I used to be 'busy' all the time - especially when the kids and I were younger (sad but true). For me - I feel I have matured (Lol)! I stop now and I 'look' - a lot. I also keep busy and not with just busy work - I try to put some time in my life for fun. I think I have a good blend going on. I believe this is one thing I have a handle on . . .

Oops - or I did - the world is constantly changing and we have to be able to adapt - and my life and my busyness factor is going to change. Change is an unknown. Change makes one fearful. So once again - I'm going to have to do some 'soul' work - if you know what I mean. . . .

There is a time to be busy and a time to be not busy - the real issue is figuring out a happy medium. I found through error that the answer isn't black or white - it is in the middle - gray.

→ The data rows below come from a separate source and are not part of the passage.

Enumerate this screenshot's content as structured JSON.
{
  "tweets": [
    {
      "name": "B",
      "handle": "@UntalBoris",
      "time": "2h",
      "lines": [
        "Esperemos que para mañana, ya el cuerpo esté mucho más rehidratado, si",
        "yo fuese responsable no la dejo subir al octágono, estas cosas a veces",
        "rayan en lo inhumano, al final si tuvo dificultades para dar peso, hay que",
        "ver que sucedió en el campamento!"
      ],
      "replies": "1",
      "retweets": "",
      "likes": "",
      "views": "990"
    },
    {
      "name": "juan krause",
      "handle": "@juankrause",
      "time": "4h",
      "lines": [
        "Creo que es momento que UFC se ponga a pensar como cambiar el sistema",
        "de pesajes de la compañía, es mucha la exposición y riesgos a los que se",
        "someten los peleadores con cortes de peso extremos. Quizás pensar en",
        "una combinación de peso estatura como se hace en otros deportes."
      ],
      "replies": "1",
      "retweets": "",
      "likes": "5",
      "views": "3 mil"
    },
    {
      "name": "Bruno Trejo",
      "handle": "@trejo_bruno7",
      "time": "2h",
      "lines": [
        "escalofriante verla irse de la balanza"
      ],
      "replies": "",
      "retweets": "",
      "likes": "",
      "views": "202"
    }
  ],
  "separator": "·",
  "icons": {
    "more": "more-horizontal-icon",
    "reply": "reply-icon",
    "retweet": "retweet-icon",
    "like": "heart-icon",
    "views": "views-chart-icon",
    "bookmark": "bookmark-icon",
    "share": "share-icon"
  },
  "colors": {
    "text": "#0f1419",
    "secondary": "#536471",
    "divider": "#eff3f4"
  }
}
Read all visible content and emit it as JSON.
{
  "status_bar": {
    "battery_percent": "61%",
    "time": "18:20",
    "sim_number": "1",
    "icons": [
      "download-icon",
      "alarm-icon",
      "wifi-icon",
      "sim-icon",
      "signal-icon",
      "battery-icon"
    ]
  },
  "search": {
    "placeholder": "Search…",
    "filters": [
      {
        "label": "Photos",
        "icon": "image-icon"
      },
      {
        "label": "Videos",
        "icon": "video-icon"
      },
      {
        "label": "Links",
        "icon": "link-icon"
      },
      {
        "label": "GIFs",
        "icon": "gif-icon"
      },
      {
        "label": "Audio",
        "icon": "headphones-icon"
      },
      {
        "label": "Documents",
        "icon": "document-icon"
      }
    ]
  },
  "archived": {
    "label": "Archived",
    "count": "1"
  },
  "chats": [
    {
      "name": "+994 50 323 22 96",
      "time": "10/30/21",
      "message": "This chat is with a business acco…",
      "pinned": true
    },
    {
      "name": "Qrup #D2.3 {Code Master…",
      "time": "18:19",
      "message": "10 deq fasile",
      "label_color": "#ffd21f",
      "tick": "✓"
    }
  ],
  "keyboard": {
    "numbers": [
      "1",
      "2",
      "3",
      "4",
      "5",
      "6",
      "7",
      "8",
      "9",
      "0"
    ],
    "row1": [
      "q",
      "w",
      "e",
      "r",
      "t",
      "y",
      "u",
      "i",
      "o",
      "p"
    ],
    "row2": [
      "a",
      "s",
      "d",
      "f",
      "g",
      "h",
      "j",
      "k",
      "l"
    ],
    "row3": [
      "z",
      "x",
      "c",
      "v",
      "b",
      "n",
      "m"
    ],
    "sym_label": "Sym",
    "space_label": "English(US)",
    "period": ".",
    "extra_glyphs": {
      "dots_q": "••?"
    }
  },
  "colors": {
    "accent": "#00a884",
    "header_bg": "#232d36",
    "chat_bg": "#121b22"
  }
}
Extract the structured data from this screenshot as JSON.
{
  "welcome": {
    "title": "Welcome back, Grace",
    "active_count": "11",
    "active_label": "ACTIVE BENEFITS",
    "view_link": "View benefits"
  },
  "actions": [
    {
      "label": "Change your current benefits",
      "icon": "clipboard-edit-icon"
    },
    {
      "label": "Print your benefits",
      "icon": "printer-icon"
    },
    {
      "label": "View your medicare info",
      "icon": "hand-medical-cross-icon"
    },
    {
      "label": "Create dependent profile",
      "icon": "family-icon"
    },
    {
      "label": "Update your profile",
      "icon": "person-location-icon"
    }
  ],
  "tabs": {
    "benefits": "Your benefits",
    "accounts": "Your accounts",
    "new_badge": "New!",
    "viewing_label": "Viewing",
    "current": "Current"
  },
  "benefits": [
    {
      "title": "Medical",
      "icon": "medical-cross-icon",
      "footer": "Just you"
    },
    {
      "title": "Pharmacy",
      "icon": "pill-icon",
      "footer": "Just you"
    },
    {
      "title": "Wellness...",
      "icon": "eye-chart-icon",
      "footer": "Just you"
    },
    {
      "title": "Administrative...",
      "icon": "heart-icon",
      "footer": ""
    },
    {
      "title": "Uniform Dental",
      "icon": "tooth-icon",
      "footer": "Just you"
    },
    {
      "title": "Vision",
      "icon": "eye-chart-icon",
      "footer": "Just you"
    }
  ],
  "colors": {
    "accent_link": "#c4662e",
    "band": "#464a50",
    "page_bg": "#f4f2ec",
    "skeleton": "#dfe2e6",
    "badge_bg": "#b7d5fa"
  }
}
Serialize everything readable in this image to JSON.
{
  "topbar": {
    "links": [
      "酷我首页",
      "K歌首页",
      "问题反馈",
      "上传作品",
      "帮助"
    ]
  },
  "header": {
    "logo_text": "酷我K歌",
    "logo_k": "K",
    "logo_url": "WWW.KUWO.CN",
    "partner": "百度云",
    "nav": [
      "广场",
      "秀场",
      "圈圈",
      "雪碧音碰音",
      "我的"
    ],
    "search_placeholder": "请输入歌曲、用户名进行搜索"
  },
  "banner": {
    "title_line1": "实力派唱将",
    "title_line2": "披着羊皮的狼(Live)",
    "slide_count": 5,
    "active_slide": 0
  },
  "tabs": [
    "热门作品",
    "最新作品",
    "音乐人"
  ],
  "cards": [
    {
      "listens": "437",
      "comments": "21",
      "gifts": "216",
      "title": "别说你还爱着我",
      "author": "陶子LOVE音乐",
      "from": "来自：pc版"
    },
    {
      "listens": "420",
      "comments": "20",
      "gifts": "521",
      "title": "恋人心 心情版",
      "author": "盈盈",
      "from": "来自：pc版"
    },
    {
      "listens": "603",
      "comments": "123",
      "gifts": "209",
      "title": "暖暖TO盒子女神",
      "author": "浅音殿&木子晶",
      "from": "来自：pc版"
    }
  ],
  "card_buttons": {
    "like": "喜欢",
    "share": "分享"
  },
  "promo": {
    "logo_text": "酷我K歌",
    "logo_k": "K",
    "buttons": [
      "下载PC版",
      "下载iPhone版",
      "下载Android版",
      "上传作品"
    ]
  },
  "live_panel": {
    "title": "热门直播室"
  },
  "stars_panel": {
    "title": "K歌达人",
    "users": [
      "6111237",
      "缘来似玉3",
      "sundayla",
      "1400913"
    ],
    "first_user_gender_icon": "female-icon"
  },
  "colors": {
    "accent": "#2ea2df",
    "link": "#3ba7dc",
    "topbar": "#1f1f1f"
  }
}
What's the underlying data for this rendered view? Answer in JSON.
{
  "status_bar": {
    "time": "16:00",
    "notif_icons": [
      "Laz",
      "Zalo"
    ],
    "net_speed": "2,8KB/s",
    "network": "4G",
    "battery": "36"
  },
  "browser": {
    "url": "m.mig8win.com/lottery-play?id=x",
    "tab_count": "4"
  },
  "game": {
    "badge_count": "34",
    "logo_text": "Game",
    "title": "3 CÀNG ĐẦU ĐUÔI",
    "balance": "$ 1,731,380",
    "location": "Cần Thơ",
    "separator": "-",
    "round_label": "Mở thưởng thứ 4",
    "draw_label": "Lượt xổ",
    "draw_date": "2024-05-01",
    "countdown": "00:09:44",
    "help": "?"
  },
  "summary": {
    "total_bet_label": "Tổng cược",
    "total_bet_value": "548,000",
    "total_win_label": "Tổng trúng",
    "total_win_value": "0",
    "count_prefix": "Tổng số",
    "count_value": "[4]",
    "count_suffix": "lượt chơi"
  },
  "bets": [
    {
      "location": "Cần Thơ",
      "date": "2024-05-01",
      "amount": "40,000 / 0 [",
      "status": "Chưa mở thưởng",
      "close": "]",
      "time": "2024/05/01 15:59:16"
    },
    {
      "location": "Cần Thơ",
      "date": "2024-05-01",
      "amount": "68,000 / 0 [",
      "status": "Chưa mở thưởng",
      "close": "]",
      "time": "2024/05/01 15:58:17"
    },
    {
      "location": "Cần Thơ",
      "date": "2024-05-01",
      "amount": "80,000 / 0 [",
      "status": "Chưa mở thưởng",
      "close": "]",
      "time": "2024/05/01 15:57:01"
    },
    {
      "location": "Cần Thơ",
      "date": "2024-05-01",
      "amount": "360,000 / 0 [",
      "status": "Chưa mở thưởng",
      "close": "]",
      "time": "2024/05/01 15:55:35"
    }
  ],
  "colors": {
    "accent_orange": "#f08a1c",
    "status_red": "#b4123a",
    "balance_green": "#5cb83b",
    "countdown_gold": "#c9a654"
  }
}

Changes in the wind said...

I wonder if the moral of this story is that we only think something is good if we are told that it is and that we should pay a lot of money to enjoy it???

Chatty Crone said...

That's true - something to think about.

^..^ Corgi Dog Mama ^..^ said...

Oh, that thinking cap of yours is back on, isn't it? Such deep thoughts for a Tuesday morning. ( It IS Tuesday, right?) Personally, I can't imagine, not stopping to hear Bach being played on a violin, whether in a busy subway or not...but, I've only been in a subway several times in my life, and while on a trip, so I would have had the time to stop and listen. This could be said for taking the time to see something beautiful, like the soar of a hawk on an updraft...or a double rainbow, or a glimpse of a hummingbird darting from blossom to bloom in a back yard. God gives us moments of beauty all the time, but we have to be open and still enough to see them. There, lies the rub for most of us. Gifts are offered, but we must be aware.

Chatty Crone said...

Again, it all comes back to 'our own choice'.

JeanMac said...

People must have been stunned when they read the story later. Very interesting.

Buddha said...

To me to be busy is not a choice is a curse.
Oh how I would love to have the time to stop and smell the roses!
I see my daughters growing up under my nose and I wish I could stop the time, but I can’t.
Time is a thief!

Chatty Crone said...


If the people did hear the story later - the question is - did they choose to change? Did it make a difference?

Chatty Crone said...


Personally I agree with you - to bad I didn't know it until later on in life, but at least I know it now. I'm trying to slow down as much as possible to smell the roses. I don't always, but I do try.
I do think though there are some times busyness is a good thing. . . it's very protective.